New Orleans, United States: New Orleans, still scarred by the devastation wrought 16 years ago by Hurricane Katrina, held its breath as Ida bore down this week. But this time, the city’s flood defenses prevailed.
In the wake of the 2005 storm that killed over 1,800 people and submerged whole swaths of New Orleans, the US government spent $14.5 billion on levees, pumps, and other protections for the city and nearby suburbs.
“Ida came onshore with everything that was advertised: the surge, the rain, the wind,” Louisiana Governor John Bel Edwards told a briefing Monday.
“The good news, first, is all of our levee systems… performed magnificently,” he added.
Located at the mouth of the Mississippi River and in an area below sea level, New Orleans is surrounded by water, with the giant, briny Lake Pontchartrain to the north and the Gulf of Mexico to the south.
Given the city’s geography, as well as Ida’s lashing 150-mile (240-kilometer) per hour winds, storm surge, and heavy rains, the danger to New Orleans’ 390,000 people was very real.
But no levee in the city was breached or overtopped. Edwards said that feat could be traced to 16 years ago.
Under the battering from Katrina’s floodwaters, more than 50 levees broke and 80 percent of the city was submerged, with water reaching 20 feet (six meters) in places. Billions of dollars in damage were done.
The storm and the failed response that followed unleashed suffering that was captured in images of desperate people stranded on the roofs of their flooded homes in sweltering heat, violent looting, and fetid evacuation sites.
Authorities from then-president George W. Bush on down faced ferocious criticism, and since then New Orleans’ flood-protections have been rebuilt and improved.
The system “performed as it was designed, that is, to keep water out of the city,” said Rene Poche, spokesman for the Army Corps of Engineers in New Orleans, which was responsible for designing and building the levee system.
‘You may be next’
After Katrina, a 130-mile ring of barriers was built to withstand a storm surge of up to 30 feet.
Huge gates now allow water to drain away to Lake Ponchartrain or the Gulf of Mexico while preventing water from entering the city, said Poche.
The protection system also includes more than 70 pumps, which drain water in the event of street flooding.
“After Katrina… it was important that the system was structurally superior — higher levees, higher wall and resilient,” he added.

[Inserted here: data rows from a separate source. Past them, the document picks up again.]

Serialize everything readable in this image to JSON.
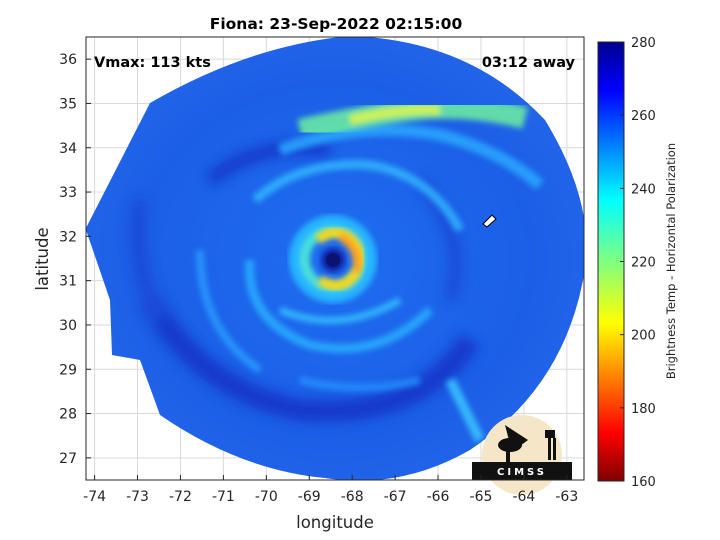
{
  "chart_data": {
    "type": "heatmap",
    "title": "Fiona: 23-Sep-2022 02:15:00",
    "xlabel": "longitude",
    "ylabel": "latitude",
    "xlim": [
      -74.2,
      -62.6
    ],
    "ylim": [
      26.5,
      36.5
    ],
    "xticks": [
      "-74",
      "-73",
      "-72",
      "-71",
      "-70",
      "-69",
      "-68",
      "-67",
      "-66",
      "-65",
      "-64",
      "-63"
    ],
    "yticks": [
      "27",
      "28",
      "29",
      "30",
      "31",
      "32",
      "33",
      "34",
      "35",
      "36"
    ],
    "grid": true,
    "annotations": {
      "vmax": "Vmax: 113 kts",
      "time_away": "03:12 away"
    },
    "colorbar": {
      "label": "Brightness Temp - Horizontal Polarization",
      "ticks": [
        "280",
        "260",
        "240",
        "220",
        "200",
        "180",
        "160"
      ],
      "range": [
        160,
        280
      ],
      "colormap": "jet"
    },
    "storm": {
      "name": "Fiona",
      "eye_center": [
        -68.3,
        31.45
      ],
      "eye_brightness_temp": 268,
      "eyewall_brightness_temp": 205,
      "background_brightness_temp": 258
    },
    "logo": "CIMSS"
  },
  "colors": {
    "background": "#ffffff",
    "grid": "#d9d9d9",
    "axis": "#262626",
    "scene_background": "#1a5ce8"
  }
}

The levees in Louisiana’s largest city had already passed an initial test during Hurricane Isaac in August 2012, which caused little damage.
But some neighboring cities weren’t so lucky this week, as Ida roared ashore as a ferocious Category 4 storm.
In LaPlace, west of New Orleans, roads and homes were submerged under Ida’s floodwaters.
Ida has since lost strength and is now continuing northeastward as a tropical depression.
“Hurricane Ida’s lesson, therefore, is not that Louisiana’s storm protections are good enough. Its lesson is that investments in infrastructure save lives,” historian Andy Horowitz wrote in a New York Times guest essay.
“Demand that Congress take meaningful action, because Louisiana is not unique, and you may be next,” he tweeted Tuesday.